March 01, 2001
Copyright MSF

Children in a refugee camp in Parrot's Beak, Guinea © MSF 2001

Since the start of 2001, waves of attacks by armed groups on refugee camps located in a small parcel of land in southwestern Guinea known as Langue de Gueckedou, or "Parrot's Beak," have placed more than 100,000 refugees who had escaped fighting in Sierra Leone and Liberia and tens of thousands of Guinean citizens at severe risk. With armed groups on all sides, it has been impossible for most of the people to escape, and very difficult for any humanitarian aid to reach those in need.

Refugees seeking safety in a Doctors Without Borders/Médecins Sans Frontières (MSF) camp following one of the more sustained attacks, on January 12, told volunteers of indiscriminate attacks, beatings, harassment, and killings of civilians. Dr. Morten Rostrup, president of MSF's International Council, spent several weeks in the region in December and January, and then addressed MSF's concerns to the Guinean government, the U.N. High Commissioner for Refugees (UNHCR), and the U.N. Security Council. He called for the immediate evacuation and relocation of Sierra Leonean and Liberian refugees away from the border and farther into Guinea. He also warned against the repatriation of refugees to Sierra Leone, where conditions are still unsafe for most of them to return, and where many of the camps for internally displaced persons (IDPs) are already full beyond capacity.

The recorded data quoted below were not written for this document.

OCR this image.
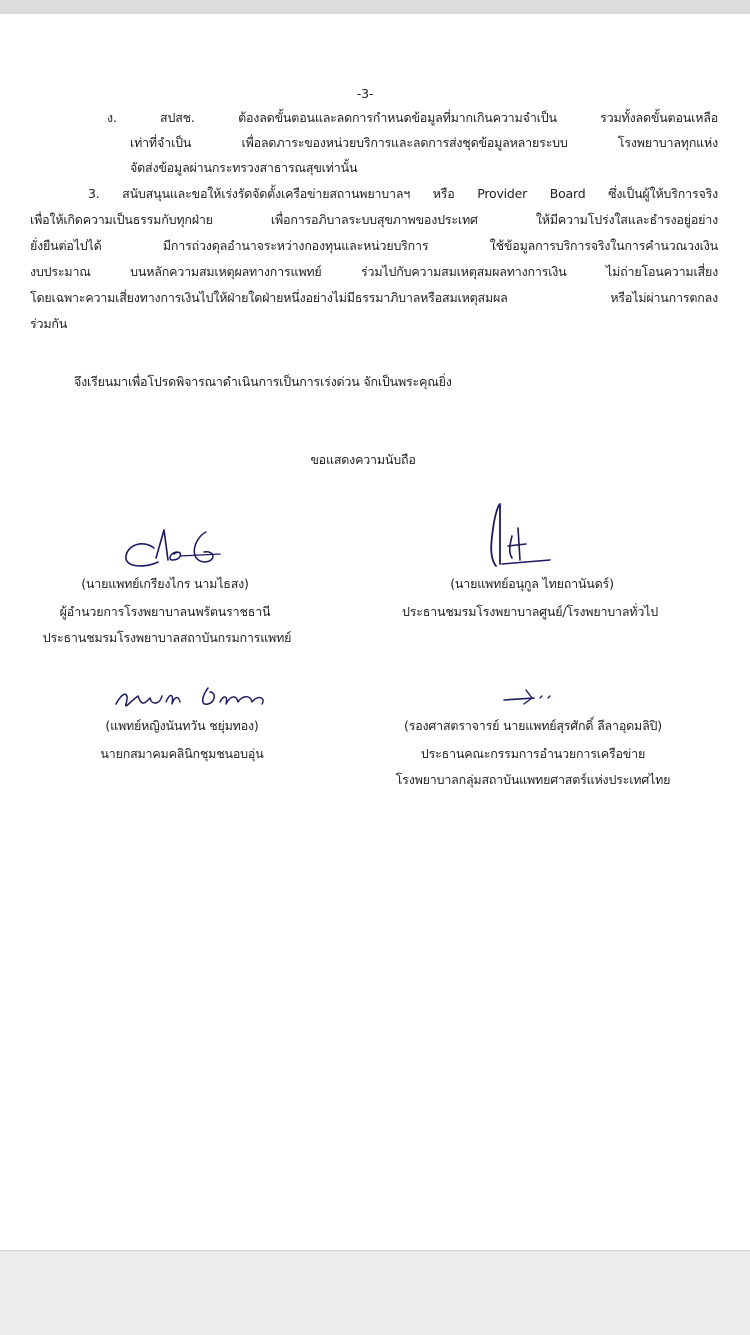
-3-
ง. สปสช. ต้องลดขั้นตอนและลดการกำหนดข้อมูลที่มากเกินความจำเป็น รวมทั้งลดขั้นตอนเหลือ
เท่าที่จำเป็น เพื่อลดภาระของหน่วยบริการและลดการส่งชุดข้อมูลหลายระบบ โรงพยาบาลทุกแห่ง
จัดส่งข้อมูลผ่านกระทรวงสาธารณสุขเท่านั้น
3. สนับสนุนและขอให้เร่งรัดจัดตั้งเครือข่ายสถานพยาบาลฯ หรือ Provider Board ซึ่งเป็นผู้ให้บริการจริง
เพื่อให้เกิดความเป็นธรรมกับทุกฝ่าย เพื่อการอภิบาลระบบสุขภาพของประเทศ ให้มีความโปร่งใสและธำรงอยู่อย่าง
ยั่งยืนต่อไปได้ มีการถ่วงดุลอำนาจระหว่างกองทุนและหน่วยบริการ ใช้ข้อมูลการบริการจริงในการคำนวณวงเงิน
งบประมาณ บนหลักความสมเหตุผลทางการแพทย์ ร่วมไปกับความสมเหตุสมผลทางการเงิน ไม่ถ่ายโอนความเสี่ยง
โดยเฉพาะความเสี่ยงทางการเงินไปให้ฝ่ายใดฝ่ายหนึ่งอย่างไม่มีธรรมาภิบาลหรือสมเหตุสมผล หรือไม่ผ่านการตกลง
ร่วมกัน
จึงเรียนมาเพื่อโปรดพิจารณาดำเนินการเป็นการเร่งด่วน จักเป็นพระคุณยิ่ง
ขอแสดงความนับถือ
(นายแพทย์เกรียงไกร นามไธสง)
ผู้อำนวยการโรงพยาบาลนพรัตนราชธานี
ประธานชมรมโรงพยาบาลสถาบันกรมการแพทย์
(นายแพทย์อนุกูล ไทยถานันดร์)
ประธานชมรมโรงพยาบาลศูนย์/โรงพยาบาลทั่วไป
(แพทย์หญิงนันทวัน ชยุ่มทอง)
นายกสมาคมคลินิกชุมชนอบอุ่น
(รองศาสตราจารย์ นายแพทย์สุรศักดิ์ ลีลาอุดมลิปิ)
ประธานคณะกรรมการอำนวยการเครือข่าย
โรงพยาบาลกลุ่มสถาบันแพทยศาสตร์แห่งประเทศไทย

Although plans exist to relocate the refugees farther inland, progress on implementing the plans has been slow. To bolster its advocacy efforts, MSF held a press conference in Brussels, and MSF offices around the world simultaneously dispatched press releases alerting their national media of this crisis.

When restarting the medical programs in Parrot's Beak in February, until just before renewed fighting in late March, MSF found that basic humanitarian assistance, (including food and medical assistance), was lacking in the refugee camps. Although food aid has begun to arrive in Parrot's Beak, Dr. Rostrup said aid alone was not the solution that the refugees needed. In fact, MSF is cautioning against large-scale food distribution, saying that it could create a false sense of security and might actually attract attacks from rebel groups.

MSF has been pressing for the evacuation of refugees from the volatile border region since the organization began working in Parrot's Beak in 1998, following an influx of 100,000 Sierra Leonian refugees into the area. Despite the deterioration of conditions in the past months, little has been done to move the population to safety.

"Urgent action is needed before it is too late," said Dr. Rostrup. "If the relocation is not implemented immediately, we may soon face a major humanitarian crisis."